Let $A,B$ be two $n\times n$ matrices with all elements being non-negative, i.e. $A(i,j)\ge 0,B(i,j) \ge 0$, the question is to check if optimization problem
$\min_{P,Q\in\Bbb R^{n\times n},P(i,j)\ge0,Q(i,j)\ge0}\|P^TAQ-B\|_F$
is convex or not, where all elements of $P,Q$ are non-negative, and $\|\|_F$ is Frobenius norm. I need help solving this problem and I want to ask what are the methods to determine non-convexity. Thanks a lot!

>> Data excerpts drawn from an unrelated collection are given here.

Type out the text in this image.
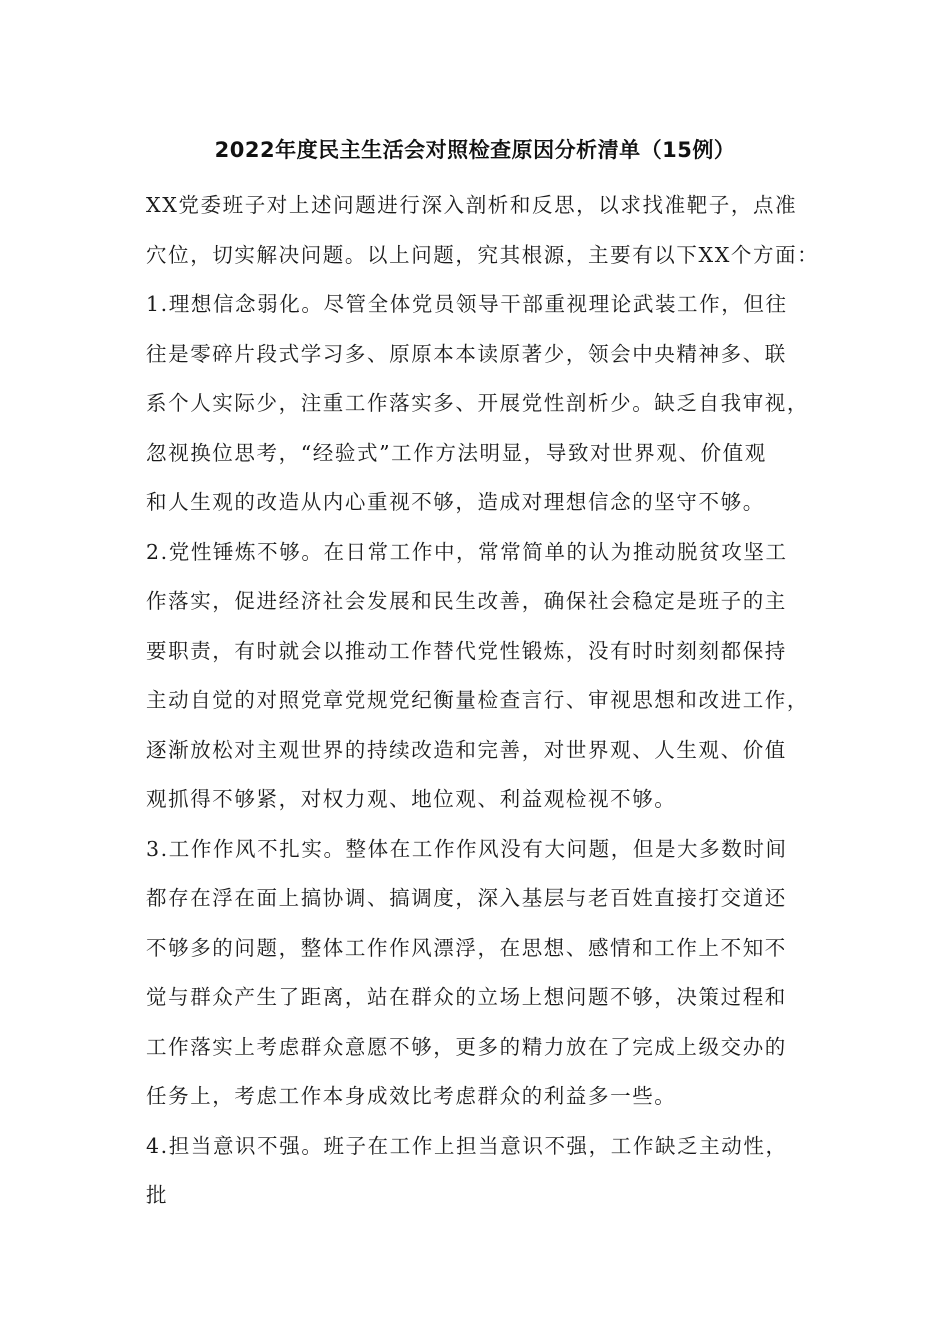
2022年度民主生活会对照检查原因分析清单（15例）
XX党委班子对上述问题进行深入剖析和反思，以求找准靶子，点准
穴位，切实解决问题。以上问题，究其根源，主要有以下XX个方面：
1.理想信念弱化。尽管全体党员领导干部重视理论武装工作，但往
往是零碎片段式学习多、原原本本读原著少，领会中央精神多、联
系个人实际少，注重工作落实多、开展党性剖析少。缺乏自我审视，
忽视换位思考，“经验式”工作方法明显，导致对世界观、价值观
和人生观的改造从内心重视不够，造成对理想信念的坚守不够。
2.党性锤炼不够。在日常工作中，常常简单的认为推动脱贫攻坚工
作落实，促进经济社会发展和民生改善，确保社会稳定是班子的主
要职责，有时就会以推动工作替代党性锻炼，没有时时刻刻都保持
主动自觉的对照党章党规党纪衡量检查言行、审视思想和改进工作，
逐渐放松对主观世界的持续改造和完善，对世界观、人生观、价值
观抓得不够紧，对权力观、地位观、利益观检视不够。
3.工作作风不扎实。整体在工作作风没有大问题，但是大多数时间
都存在浮在面上搞协调、搞调度，深入基层与老百姓直接打交道还
不够多的问题，整体工作作风漂浮，在思想、感情和工作上不知不
觉与群众产生了距离，站在群众的立场上想问题不够，决策过程和
工作落实上考虑群众意愿不够，更多的精力放在了完成上级交办的
任务上，考虑工作本身成效比考虑群众的利益多一些。
4.担当意识不强。班子在工作上担当意识不强，工作缺乏主动性，
批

My attempt to find a counterexample for the Jensen's inequality is not successful and it looks very intimidating
$\begin{gathered} \left\| {(\theta P_1^T + (1 - \theta )P_2^T)A(\theta {Q_1} + (1 - \theta ){Q_2}) - B} \right\| = \left\| {{\theta ^2}P_1^TA{Q_1} + {{(1 - \theta )}^2}P_2^TA{Q_2} + \theta (1 - \theta )P_1^TA{Q_2} + \theta (1 - \theta )P_2^TA{Q_1}} \right\| = {\theta ^2}\left\| {P_1^TA{Q_1} - B} \right\| + {(1 - \theta )^2}\left\| {P_2^TA{Q_2} - B} \right\| + \theta (1 - \theta )\left\| {P_1^TA{Q_2}} \right\| + \theta (1 - \theta )\left\| {P_2^TA{Q_1}} \right\| \hfill \\ \leqslant ?\theta \left\| {P_1^TA{Q_1} - B} \right\| + (1 - \theta )\left\| {P_2^TA{Q_2} - B} \right\| = \left\| {\theta P_2^TA{Q_2} + (1 - \theta )P_2^TA{Q_2} - B} \right\| \hfill \\ \end{gathered} $
Currently I guess this optimization is non-convex.
Very often the easiest approach is by explicit counterexample. In your case, look at the scalar case, let $A=B=1$ and study the values $(P,Q)=(2,1)$ and $(1,2)$ vs the middle $(1.5,1.5)$.